A very few transsexual males have used female spaces in the past. They had extensive psychiatric treatment and diagnoses. They made a concerted effort to pass as well as they could. And we females pretended to not know they were male, out of compassion and the assumptions that they had removed their male genitals.
The requirement for a diagnosis excluded predators and those with transvestic sexual fetishes. This served to protect females in those single-sex spaces.
Additionally, we as females were empowered to exclude those males at our discretion - we made case by case exceptions and allowed those very few in.
What you're talking about is a complete revision of the situation. Removing the requirement of diagnosis, and allowing policy acknowledgement on the basis of self-declaration means there is no gatekeeper to prevent predators and fetishists. In fact, self-declaration opens a giant gaping loophole that allows predators and fetishists to exploit females on their say-so.
And by making it a policy acknowledgement, it removes the right of females to refuse consent. You've literally set up a situation where females have no right to refuse a naked male in their intimate spaces against their will. Females have no right to refuse consent to a voyeuristic male who wishes to view those females while they are vulnerable.

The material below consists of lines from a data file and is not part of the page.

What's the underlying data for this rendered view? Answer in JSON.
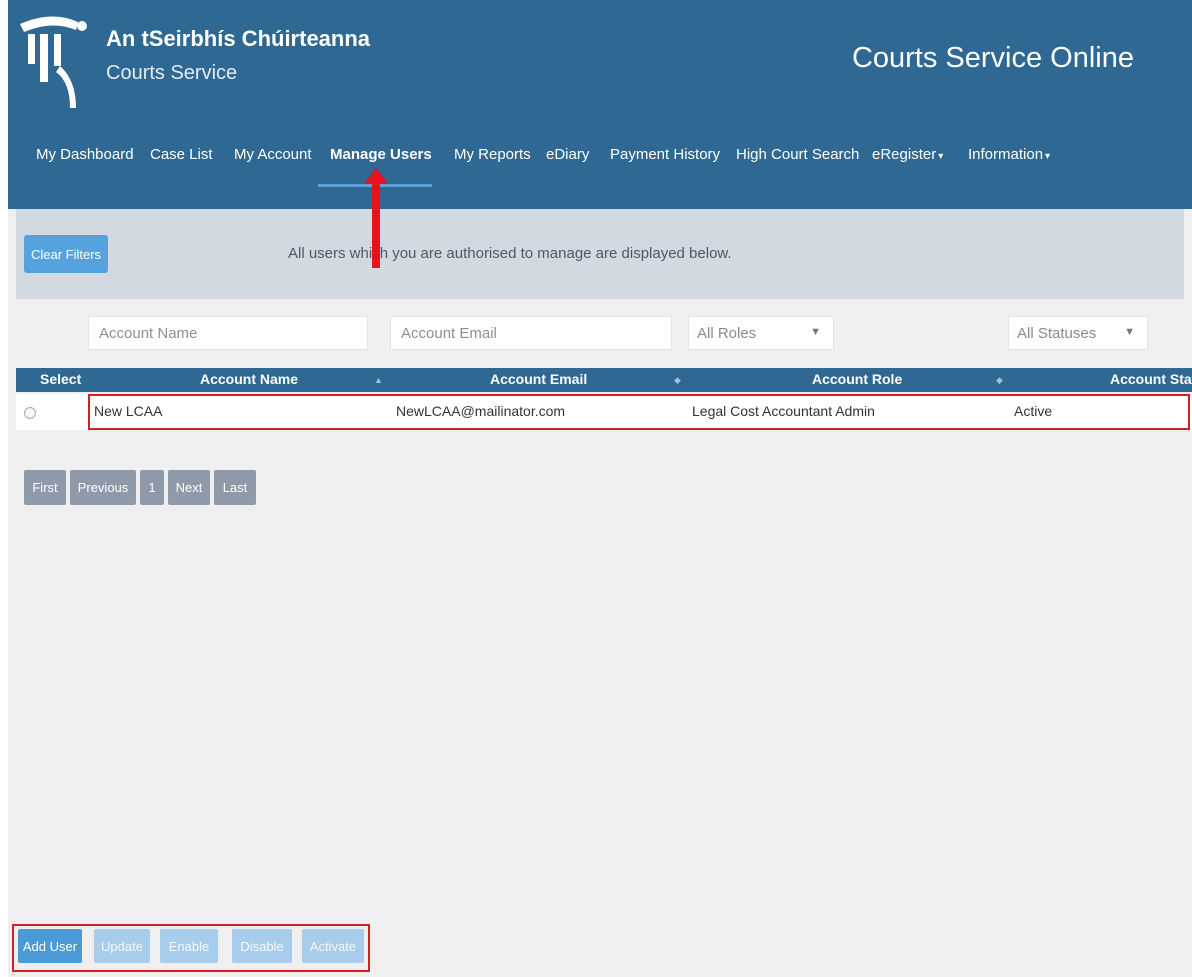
{
  "header": {
    "brand_irish": "An tSeirbhís Chúirteanna",
    "brand_english": "Courts Service",
    "site_title": "Courts Service Online"
  },
  "nav": {
    "items": [
      {
        "label": "My Dashboard"
      },
      {
        "label": "Case List"
      },
      {
        "label": "My Account"
      },
      {
        "label": "Manage Users",
        "active": true
      },
      {
        "label": "My Reports"
      },
      {
        "label": "eDiary"
      },
      {
        "label": "Payment History"
      },
      {
        "label": "High Court Search"
      },
      {
        "label": "eRegister",
        "dropdown": true
      },
      {
        "label": "Information",
        "dropdown": true
      }
    ]
  },
  "banner": {
    "clear_filters": "Clear Filters",
    "info": "All users which you are authorised to manage are displayed below."
  },
  "filters": {
    "account_name_placeholder": "Account Name",
    "account_email_placeholder": "Account Email",
    "roles_selected": "All Roles",
    "statuses_selected": "All Statuses"
  },
  "table": {
    "headers": [
      "Select",
      "Account Name",
      "Account Email",
      "Account Role",
      "Account Status"
    ],
    "rows": [
      {
        "name": "New LCAA",
        "email": "NewLCAA@mailinator.com",
        "role": "Legal Cost Accountant Admin",
        "status": "Active"
      }
    ]
  },
  "pagination": {
    "first": "First",
    "previous": "Previous",
    "page": "1",
    "next": "Next",
    "last": "Last"
  },
  "actions": {
    "add_user": "Add User",
    "update": "Update",
    "enable": "Enable",
    "disable": "Disable",
    "activate": "Activate"
  },
  "colors": {
    "header_bg": "#2e6893",
    "banner_bg": "#d3d9e0",
    "accent_blue": "#55a3de",
    "highlight_red": "#d61c25"
  }
}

The policy simultaneously throws open the door to predators and fetishists while removing any right to consent of females.
I have a friend who transitioned many years ago. I first met "her" after her transition and she presents sufficiently female to allow me to perceive her as a "her" even though I know she's male.
She told me all about what happened when she transitioned. (By the way I'm pretty certain she's AGP, she has the background for it, ex-military, but she has never come across as fetishistic to me, and this background didn't stand in her way when she transitioned.)
She described a long process of psychological introspection and counselling before any medical or surgical treatment was initiated. This both served to confirm that she was settled in her desire to transition, and to ground her in reality about what was possible and what wasn't. She always knew she'd be getting only a reasonable facsimile of a female body and would remain male. During all this time there was no question of her going into women's single-sex spaces. That was forbidden until after the actual surgery, and if she'd transgressed on this and been discovered, she'd have been thrown off the transition programme as a danger to women.
She also had quite intensive lessons on how to behave in such a way as to appear as much like a woman, and - perhaps more importantly - to appear unthreatening to women. All this happened long before she was given the green light, post-surgery, to use women's spaces.
She was given a letter to carry explaining that she had been through a process of medical and surgical transition, to produce if things ever got really hairy. However the instruction was to try to perceive if a woman was being made uncomfortable by her presence, and in that case to leave the single-sex space as quickly and unobtrusively as possible.
She was informed that if she got involved in trouble in a single-sex space and made women uncomfortable and didn't leave if that was happening, then the letter would be withdrawn and if she entered women's spaces thereafter she was risking being charged with a breach of the peace or something like that.
Now I don't entirely agree with all this. No women were asked, when these male sexologists decided to give males like my friend "permission" to enter women's spaces. However, the process they adopted was at least somewhat sensitive to women's modesty and probable concerns.
Now we're into a situation where any man at all can go where he likes, and if he's challenged he simply accuses his challenger of transphobia and suddenly he is in possession of all the moral high ground and the distressed women are in danger of being criminalised.